Wir möchten heute beherzt dagegenhalten: Die Nations League ist mitnichten eine Mini-EM, sie ist die wahrhafte Europameisterschaft – genau die, mit der wir groß geworden sind. Die geschichtlichen Parallelen springen uns doch geradezu an. Die ersten beiden Austragungen der EM (1960 und 64) ignorierte der DFB komplett, weil Sepp Herberger als Weltmeistertrainer (1954) sich um einen zusätzlichen kontinentalen Wettbewerb nicht scherte. Wie später der Weltmeistertrainer (2014) Joachim Löw. Die Nations League, das waren für ihn Freundschaftsspiele. Als der DFB sich dann unter Helmut Schön ernsthaft qualifizieren wollte (1968), vergeigte er das in Albanien. Hansi Flick zog 2022 nach, gescheitert an Ungarn.
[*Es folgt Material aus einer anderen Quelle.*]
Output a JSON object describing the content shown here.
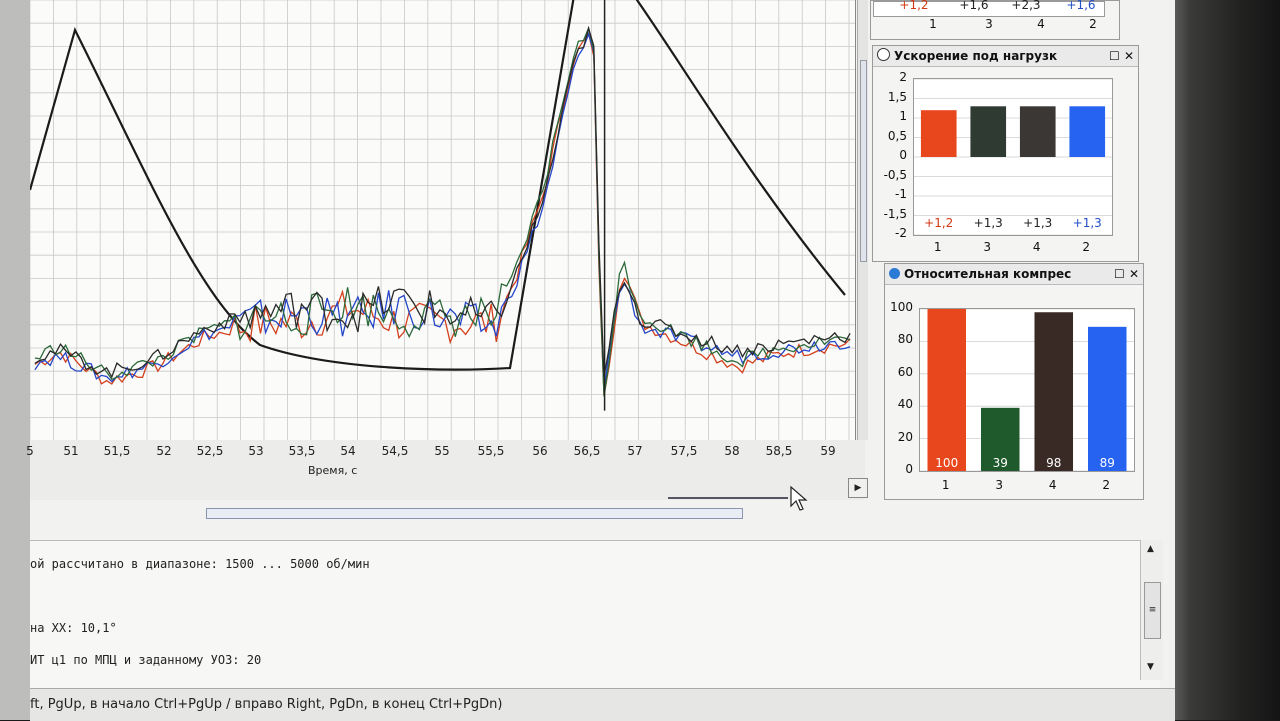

1972 schockverliebte sich Deutschland in die EM. Sie war ein Viererturnier, ein Zwei-Spiele-Quickie im beginnenden Sommer. Damals in Belgien: Beckenbauer – Netzer – Müller, Rambazamba, beste deutsche Nationalmannschaft, die es je gab. Das Viertelfinale war im März in Hin- und Rückspiel ausgetragen worden. 1972 gewann die DFB-Elf in Wembley, 2025 begeisterte sie in San Siro. 1976 brannten sich die wilden Juni-Tage von Jugoslawien ins deutsche Fußballgedächtnis ein. Dieter Müllers Länderspiel-Debüt mit drei Joker-Toren im Halbfinale, im Endspiel das erste große Elfmeterschießen (spontan vereinbart vor dem Anpfiff) zwischen Deutschland und der Tschechoslowakei. Hängen blieben: Uli Hoeneß‘ Schuss in den Nachthimmel von Belgrad, auf der anderen Seite die Live-Erfindung des Panenka. In welcher Partie ballte sich so viel Geschichtsträchtigkeit, so viel Erinnerungspotenzial?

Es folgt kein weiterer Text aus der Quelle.